Year 4, Month 10, Day 13: The Germ Of An Idea Blossoms In My Fevered Brain

McClatchey’s Eric Pooley discusses the IPCC report, in the Fresno Bee (CA):

The people who are paid to spread doubt and confusion about our changing climate have been working overtime this week, because the Intergovernmental Panel on Climate Change (IPCC), a scientific body that includes thousands of the world’s best climate scientists, has just issued its latest assessment. The IPCC report is the Olympics of climate change – once every few years the best in the world show us the results of thousands of the most recent research studies. Inevitably, it brings out the peddlers of doubt, people who do their best to muddy the waters about our changing climate. It’s so predictable you could write a book about it.

In fact, I did write one. Six years ago, when the last IPCC assessment came out, I left my day job in journalism and started work on “The Climate War.” I thought it would be a book about how we finally started to get serious about climate change – I figured we had to, because that report declared that global warming was “unequivocal” and that most of the observed warming was “very likely” caused by human activity.

Instead, it became a book about how we didn’t get serious. The peddlers of doubt won that round and, in 2010, they defeated climate action in the U.S. Senate.

Now the IPCC is back with a new report. Basically, the scientists are as sure that human activity is warming the planet as they are that cigarettes cause cancer.

Miley Cyrus! October 5:

If the greenhouse effect was a nubile starlet offending our sensibilities on national television, newspapers, TV pundits, and Facebook would be full of discussion about the implications for our children, and the future of our civilization. If oceanic acidification was the newborn scion of a hereditary dynasty, we’d be able to read about it in every supermarket checkout line in the nation. Our collective ignorance of the single largest threat our species has yet faced in its time on Earth is enabled by our mass media’s obsession with trivial scandals and irrelevancies.

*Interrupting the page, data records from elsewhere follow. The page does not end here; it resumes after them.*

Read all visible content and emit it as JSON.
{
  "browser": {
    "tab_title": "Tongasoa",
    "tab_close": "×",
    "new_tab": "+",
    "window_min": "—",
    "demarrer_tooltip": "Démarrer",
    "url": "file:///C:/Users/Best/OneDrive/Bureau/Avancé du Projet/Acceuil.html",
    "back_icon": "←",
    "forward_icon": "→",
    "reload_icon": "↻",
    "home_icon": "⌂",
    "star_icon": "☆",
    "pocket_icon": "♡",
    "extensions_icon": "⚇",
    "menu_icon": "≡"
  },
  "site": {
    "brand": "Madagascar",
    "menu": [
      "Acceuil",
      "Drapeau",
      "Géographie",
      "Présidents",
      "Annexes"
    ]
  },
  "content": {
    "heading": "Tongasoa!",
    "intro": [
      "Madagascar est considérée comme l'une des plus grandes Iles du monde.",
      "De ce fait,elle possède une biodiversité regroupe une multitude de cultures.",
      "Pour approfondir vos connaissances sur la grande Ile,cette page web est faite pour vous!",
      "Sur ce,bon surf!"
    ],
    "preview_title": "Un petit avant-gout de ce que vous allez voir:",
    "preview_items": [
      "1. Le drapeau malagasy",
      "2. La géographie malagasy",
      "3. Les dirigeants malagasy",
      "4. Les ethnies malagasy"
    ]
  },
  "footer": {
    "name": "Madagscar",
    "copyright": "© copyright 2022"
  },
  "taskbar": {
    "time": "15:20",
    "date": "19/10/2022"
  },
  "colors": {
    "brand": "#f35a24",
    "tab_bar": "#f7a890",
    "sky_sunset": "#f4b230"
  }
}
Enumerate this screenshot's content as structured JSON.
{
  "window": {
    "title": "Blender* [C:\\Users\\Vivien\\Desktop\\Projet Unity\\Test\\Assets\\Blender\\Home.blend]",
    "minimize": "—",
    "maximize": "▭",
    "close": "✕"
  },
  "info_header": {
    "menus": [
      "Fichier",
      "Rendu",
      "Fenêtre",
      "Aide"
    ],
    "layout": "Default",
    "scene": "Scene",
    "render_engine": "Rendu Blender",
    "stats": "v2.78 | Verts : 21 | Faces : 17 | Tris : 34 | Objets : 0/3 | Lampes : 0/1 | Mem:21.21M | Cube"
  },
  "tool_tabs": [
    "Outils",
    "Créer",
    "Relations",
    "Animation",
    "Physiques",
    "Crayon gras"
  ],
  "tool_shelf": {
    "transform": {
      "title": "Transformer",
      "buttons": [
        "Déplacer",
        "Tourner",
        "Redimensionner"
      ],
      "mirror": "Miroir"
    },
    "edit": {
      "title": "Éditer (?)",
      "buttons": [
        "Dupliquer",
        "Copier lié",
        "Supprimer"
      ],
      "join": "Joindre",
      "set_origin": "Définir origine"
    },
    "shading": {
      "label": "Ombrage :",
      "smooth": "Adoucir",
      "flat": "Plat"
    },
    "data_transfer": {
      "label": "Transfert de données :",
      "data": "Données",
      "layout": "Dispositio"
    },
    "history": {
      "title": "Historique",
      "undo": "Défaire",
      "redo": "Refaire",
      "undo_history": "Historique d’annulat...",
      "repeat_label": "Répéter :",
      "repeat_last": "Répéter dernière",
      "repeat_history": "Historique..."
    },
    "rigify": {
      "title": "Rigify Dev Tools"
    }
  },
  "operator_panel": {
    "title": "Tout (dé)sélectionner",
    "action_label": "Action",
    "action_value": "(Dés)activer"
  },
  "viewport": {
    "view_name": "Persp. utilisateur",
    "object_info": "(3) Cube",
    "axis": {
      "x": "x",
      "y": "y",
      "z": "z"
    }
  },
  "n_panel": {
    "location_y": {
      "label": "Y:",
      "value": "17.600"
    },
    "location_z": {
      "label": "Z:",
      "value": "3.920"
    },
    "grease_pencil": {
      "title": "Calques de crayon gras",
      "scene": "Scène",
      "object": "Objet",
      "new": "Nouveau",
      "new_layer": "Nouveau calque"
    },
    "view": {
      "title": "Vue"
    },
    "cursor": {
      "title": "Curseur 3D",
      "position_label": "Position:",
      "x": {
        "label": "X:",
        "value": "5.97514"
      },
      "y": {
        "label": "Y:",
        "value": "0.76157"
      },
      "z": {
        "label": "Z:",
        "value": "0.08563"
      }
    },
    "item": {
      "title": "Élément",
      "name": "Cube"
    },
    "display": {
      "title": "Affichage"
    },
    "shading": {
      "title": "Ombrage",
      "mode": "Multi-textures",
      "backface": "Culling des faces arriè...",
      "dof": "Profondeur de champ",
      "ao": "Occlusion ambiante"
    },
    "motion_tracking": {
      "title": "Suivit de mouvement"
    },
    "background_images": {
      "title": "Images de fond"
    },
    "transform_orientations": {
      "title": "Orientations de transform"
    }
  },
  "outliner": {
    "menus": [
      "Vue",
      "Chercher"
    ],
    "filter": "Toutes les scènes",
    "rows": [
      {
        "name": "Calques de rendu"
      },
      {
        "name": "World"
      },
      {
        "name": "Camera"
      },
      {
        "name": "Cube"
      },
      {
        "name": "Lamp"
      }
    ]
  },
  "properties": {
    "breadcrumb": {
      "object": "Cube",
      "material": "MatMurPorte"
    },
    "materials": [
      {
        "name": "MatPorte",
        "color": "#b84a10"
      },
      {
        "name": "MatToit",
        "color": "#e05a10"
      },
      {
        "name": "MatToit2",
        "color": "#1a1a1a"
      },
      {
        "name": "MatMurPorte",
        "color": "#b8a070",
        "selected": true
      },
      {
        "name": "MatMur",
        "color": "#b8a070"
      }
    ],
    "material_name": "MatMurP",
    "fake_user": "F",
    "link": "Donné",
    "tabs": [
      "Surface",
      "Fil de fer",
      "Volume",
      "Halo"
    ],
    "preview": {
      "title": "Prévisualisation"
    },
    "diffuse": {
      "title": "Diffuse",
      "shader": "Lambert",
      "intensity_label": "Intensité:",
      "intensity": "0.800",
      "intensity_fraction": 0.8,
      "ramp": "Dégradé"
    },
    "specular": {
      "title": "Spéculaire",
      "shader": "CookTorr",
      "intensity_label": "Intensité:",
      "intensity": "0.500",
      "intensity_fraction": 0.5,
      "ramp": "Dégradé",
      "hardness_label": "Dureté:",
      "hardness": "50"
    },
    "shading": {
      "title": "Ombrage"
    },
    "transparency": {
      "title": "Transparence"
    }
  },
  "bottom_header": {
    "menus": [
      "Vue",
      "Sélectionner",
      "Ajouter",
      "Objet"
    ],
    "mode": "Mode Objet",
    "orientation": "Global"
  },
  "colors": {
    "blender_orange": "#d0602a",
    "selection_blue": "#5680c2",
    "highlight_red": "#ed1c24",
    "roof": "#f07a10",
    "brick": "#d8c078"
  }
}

This, then, is the central challenge of our time. All humanity’s other struggles — the fight to end slavery, to spread democracy, to empower women, to stop the exploitation of children, to curb epidemic diseases — require a stable environment. Earth’s climate is the stage upon which history’s greatest ideas are realized, upon which the dreams of a better future are shared.

If this is destroyed because of the irresponsible consumption of fossil fuels, our aspirations will be replaced by a grim fight for survival on a newly hostile planet. Fail to address climate change, and we fail at everything.